Russia Breaking Out?

03/12/09 01:20PM EDT
For the first time in a long time—despite how antithetical it may sounds if you’ve been listening to our “I wouldn’t touch Russia with a ten foot pole” call over the last months—we’re getting bullish on Russia from a trend perspective as the fundamentals are lining up with our multi-factored quantitative models.


Here are the main Macro Factors that line up with this call:

1. Market Performance - The Russian Stock Market (RTS) is up 11.5% from its October lows (or +9.2% since its Nov. low). As reference, major European indices (Germany, France, UK) as well as the SP500 are all trading below their November lows. The RTS, after an intermediate bottom on February 20th, is up 18.4% YTD and up 12.5% March-to-date. These are alpha-generating numbers you cannot afford to ignore.
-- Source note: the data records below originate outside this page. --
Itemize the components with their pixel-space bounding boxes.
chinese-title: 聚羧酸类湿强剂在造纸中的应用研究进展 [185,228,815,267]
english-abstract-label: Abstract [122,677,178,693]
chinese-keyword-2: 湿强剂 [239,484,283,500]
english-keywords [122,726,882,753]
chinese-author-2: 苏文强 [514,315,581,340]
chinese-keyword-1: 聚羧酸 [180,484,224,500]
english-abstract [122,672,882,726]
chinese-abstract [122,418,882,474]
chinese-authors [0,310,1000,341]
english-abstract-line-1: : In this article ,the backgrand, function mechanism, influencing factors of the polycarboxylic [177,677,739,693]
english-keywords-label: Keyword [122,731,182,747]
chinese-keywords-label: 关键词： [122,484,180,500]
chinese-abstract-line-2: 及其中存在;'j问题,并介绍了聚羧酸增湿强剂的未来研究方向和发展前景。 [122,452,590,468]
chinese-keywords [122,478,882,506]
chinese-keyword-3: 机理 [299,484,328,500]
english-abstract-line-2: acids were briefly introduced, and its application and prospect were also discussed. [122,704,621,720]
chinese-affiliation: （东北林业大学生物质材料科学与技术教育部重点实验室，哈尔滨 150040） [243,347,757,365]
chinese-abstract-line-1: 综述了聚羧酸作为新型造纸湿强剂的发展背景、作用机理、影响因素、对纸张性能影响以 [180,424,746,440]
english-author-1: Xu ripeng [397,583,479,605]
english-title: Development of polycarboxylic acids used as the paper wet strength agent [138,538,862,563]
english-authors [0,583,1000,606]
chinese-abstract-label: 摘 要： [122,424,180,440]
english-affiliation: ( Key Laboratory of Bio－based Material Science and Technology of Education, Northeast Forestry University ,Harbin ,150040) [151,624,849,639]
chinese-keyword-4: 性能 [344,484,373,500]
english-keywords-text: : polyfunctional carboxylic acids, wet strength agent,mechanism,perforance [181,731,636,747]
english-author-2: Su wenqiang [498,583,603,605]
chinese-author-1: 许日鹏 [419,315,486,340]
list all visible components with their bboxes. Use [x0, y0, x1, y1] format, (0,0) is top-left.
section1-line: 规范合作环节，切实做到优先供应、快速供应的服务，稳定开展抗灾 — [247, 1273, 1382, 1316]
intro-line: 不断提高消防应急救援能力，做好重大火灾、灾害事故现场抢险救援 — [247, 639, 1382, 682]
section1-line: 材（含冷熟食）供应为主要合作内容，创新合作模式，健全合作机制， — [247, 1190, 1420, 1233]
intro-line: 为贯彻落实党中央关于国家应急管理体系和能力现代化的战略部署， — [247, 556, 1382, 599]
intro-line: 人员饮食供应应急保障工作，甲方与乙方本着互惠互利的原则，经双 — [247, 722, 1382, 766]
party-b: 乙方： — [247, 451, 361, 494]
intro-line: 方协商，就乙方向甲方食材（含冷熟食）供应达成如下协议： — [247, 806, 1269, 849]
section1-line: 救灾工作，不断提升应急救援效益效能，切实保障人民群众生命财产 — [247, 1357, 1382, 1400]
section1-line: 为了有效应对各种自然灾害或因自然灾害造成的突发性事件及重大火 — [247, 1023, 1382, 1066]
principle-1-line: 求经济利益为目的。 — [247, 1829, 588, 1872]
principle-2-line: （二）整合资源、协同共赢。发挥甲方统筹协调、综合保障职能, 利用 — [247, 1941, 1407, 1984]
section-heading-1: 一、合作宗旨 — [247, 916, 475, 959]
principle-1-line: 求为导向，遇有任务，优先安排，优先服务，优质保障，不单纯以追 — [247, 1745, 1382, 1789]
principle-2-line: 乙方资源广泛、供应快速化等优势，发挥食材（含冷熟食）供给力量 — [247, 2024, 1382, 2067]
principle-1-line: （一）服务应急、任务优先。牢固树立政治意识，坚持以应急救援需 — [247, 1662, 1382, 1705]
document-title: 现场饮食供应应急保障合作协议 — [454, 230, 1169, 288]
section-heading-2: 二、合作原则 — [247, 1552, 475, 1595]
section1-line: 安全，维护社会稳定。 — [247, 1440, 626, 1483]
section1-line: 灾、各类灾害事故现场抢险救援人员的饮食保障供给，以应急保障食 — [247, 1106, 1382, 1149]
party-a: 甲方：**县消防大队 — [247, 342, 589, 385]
2. China is the Client - Importantly Russia understands that China is an very important client. On February 18th China announced it will lend $15 Billion to Russia’s state-owned oil firm Rosneft and $10 Billion to pipeline monopoly Transneft. In return the Russian firms ensured China will receives 300,000 barrels of crude a day for 20 years and the completion of the long-awaited extension of Russia’s Siberia-Pacific coast pipeline to China. The agreement will boost Russia’s energy firms who have struggled to raise capital since crude prices crashed since their summer highs last year.

The deal signifies that Russia’s export focus (oil and natural gas in particular) have shifted from the West (Europe) to its new market, China. Russia took a sharp hit from the EU in reaction to its decision to turn off natural gas supplies to the Ukraine and most of continental Europe over New Years over contract disputes. EU officials have already formally convened this year to discuss alternate sources of energy; certainly this helps confirms that Russia’s attention for a new market is East.

3. Stability at Home: we’re bullish on a relative basis Russia’s ability to purge itself of the financial crisis. The RTS is down 75.4% since its high on 5/19/09. Russia has mark-to-market pricing and has faced the reality that oil is currently down in the $40-50 range. The market has shown a more stable trading range (a “bottoming”) since January 20th. Equally, the Ruble has stopped going down, a bullish signal for the investors.

4. The USD/Oil Equation: with the Ruble signaling more stability in the intermediate term, this is bearish for the USD, which is perversely bullish for global equities and commodity reflation. On a trend basis we see oil breaking out if we can get through the $44.50 line.

What might not be discounted in today’s price is the potential for Russia’s debt credit rating to be downgraded, but our quantitative models are close to signaling an entry point opportunity via the Russian etf - RSX.